2 Data-Generating Process

It’s a good idea to start the modeling process by drawing a directed acyclic graph (DAG). This forces us to think about the data-generating process. Consider trying to predict year 10 mathematics results by using the students’ final grades in year 8 and year 9 math courses. Let’s start by listing our assumptions and laying out our understanding of data in the K-12 context.

Code

# Load libraries
library(tidyverse)
library(dagitty)
library(ggdag)

# Set ggplot theme
theme_set(theme_classic())

to_percent <- function(x, digits = 2){
  return(round(x * 100, digits = digits))
}

2.1 Data Structure

We know that the future can’t causally influence the past. As a result, we can draw the following DAG using Dagitty:

Code

# https://evalf21.classes.andrewheiss.com/example/dags/
dag_1 <- dagitty('dag {
bb="0,0,1,1"
math_8 [exposure,pos="0.3,0.500"]
mth1w [exposure,pos="0.500,0.500"]
mpm2d [outcome,pos="0.700,0.500"]
math_8 -> mth1w
mth1w -> mpm2d
}
')

ggdag_status(dag_1, node_size = 20) +
  guides(color = "none") +  # Turn off legend
  theme_dag()

Figure 2.1: DAG for predicting MPM2D using MTH1W and year 8.

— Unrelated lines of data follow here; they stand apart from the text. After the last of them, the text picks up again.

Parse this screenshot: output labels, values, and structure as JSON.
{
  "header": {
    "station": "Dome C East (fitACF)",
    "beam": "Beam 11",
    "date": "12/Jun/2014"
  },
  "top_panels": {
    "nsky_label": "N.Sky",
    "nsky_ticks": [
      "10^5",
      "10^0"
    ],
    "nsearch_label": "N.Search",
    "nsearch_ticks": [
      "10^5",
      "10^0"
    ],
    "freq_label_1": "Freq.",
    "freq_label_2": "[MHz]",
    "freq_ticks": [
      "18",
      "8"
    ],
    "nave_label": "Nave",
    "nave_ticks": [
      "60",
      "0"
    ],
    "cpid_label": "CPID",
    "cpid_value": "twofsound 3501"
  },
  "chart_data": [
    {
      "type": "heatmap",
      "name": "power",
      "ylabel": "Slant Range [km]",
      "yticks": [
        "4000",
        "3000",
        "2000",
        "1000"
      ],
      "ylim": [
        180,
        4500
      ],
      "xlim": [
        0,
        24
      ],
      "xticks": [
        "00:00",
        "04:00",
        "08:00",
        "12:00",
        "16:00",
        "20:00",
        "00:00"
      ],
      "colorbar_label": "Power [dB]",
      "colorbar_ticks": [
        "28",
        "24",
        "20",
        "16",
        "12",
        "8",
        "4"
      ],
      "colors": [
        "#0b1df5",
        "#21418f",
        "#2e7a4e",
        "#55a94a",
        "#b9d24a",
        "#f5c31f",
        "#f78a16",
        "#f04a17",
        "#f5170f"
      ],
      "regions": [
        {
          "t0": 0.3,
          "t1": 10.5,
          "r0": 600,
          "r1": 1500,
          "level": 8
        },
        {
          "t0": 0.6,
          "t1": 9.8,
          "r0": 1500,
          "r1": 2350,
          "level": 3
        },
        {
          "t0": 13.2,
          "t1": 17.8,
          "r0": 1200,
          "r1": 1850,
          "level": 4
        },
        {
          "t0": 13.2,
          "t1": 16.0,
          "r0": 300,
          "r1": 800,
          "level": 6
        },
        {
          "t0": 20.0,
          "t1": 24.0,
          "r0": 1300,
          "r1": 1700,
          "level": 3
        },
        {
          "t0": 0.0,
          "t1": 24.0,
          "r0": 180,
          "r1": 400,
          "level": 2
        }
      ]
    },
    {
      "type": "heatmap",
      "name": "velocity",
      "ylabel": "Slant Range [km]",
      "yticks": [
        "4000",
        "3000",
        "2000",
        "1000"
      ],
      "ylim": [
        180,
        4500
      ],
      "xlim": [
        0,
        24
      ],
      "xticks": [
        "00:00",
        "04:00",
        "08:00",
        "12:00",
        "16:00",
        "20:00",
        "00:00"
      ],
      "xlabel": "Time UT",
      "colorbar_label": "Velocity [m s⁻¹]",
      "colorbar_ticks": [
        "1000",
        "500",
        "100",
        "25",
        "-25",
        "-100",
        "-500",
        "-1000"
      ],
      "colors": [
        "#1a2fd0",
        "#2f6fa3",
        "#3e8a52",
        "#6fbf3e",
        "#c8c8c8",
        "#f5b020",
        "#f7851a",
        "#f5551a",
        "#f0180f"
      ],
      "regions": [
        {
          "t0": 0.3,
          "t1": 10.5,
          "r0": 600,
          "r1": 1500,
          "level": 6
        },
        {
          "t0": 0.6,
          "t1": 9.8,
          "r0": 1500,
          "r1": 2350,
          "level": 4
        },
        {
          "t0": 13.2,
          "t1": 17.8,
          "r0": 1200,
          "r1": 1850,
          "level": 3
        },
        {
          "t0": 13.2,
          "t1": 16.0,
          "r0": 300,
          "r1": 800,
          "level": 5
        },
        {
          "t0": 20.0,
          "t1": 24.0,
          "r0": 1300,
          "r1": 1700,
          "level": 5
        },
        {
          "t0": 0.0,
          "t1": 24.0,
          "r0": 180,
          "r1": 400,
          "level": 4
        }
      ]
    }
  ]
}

Another thing we know about Ontario courses is that students are only streamed in year 10. MPM2D is part of the academic stream which involves more abstract math and is typically more challenging. From experience, students tend to do well in middle school, experience a slight drop in year 9 (MTH1W) and another drop in year 10 if they decide to pursue the academic route. We also know that few students fail math courses in Ontario. As a result, the distribution of grades tend not to be symmetric around the mean. Instead, they are skewed to the left similar to the orange student in Figure 1.1.

Furthermore, we expect year 9 results to correlate more strongly to year 10 results than the ones from year 8 for a few reasons. First, year 8 is two years prior while year 9 is only a year ago. The extra year allows for more opportunities for students to change. Second, the concepts of the year 9 mathematics course align more closely to the concepts of year 10. A student who masters the concepts of year 9 is well prepared for year 10 but the same can’t be said about year 8. Third, high schools operate between year 9 and grade 12 so the same math department and potentially the same teacher will teach both courses so it’d make sense that the grades are more reliable. It’s possible, for instance, that the middle school math teachers have a different grading philosophy than high school teachers. We could model the effect of the teacher if we had a large data set by drawing the following DAG.

Code

# https://evalf21.classes.andrewheiss.com/example/dags/
dag_2 <- dagitty('dag {
bb="0,0,1,1"
teacher [exposure,pos="0.5,0.750"]
math_8 [exposure,pos="0.3,0.250"]
mth1w [exposure,pos="0.500,0.250"]
mpm2d [outcome,pos="0.700,0.250"]
teacher -> math_8
teacher -> mth1w
teacher -> mpm2d
math_8 -> mth1w
mth1w -> mpm2d
}
')

ggdag_status(dag_2, node_size = 20) +
  guides(color = "none") +  # Turn off legend
  theme_dag()

Figure 2.2: Hierarchical DAG with the effect of the teacher.

Let’s ignore the teacher effect for now for simplicity. Notice that Figure 2.1 assumes that year 8 has no direct effect on year 10 results. This implies that knowing a student’s year 8 final grade tells you nothing more than only knowing their final grade in year 9. In other words, the effect of year 8 on year 10 is fully mediated by year 9.

Code

dag_3 <- dagitty('dag {
bb="0,0,1,1"
math_8 [exposure,pos="0.5,0.6"]
mpm2d [outcome,pos="0.7,0.4"]
mth1w [exposure,pos="0.3,0.4"]
math_8 -> mth1w
math_8 -> mpm2d
mth1w -> mpm2d
}
')

ggdag_status(dag_3, node_size = 20) +
  guides(color = "none") +  # Turn off legend
  theme_dag()

Figure 2.3: Alternative model for predicting MPM2D using MTH1W and year 8.

Figure 2.3 is better represents our understanding of the data-generating process. Every previous course causally influences future courses both directly and indirectly. Thus, we’ll continue our modeling journey with this model.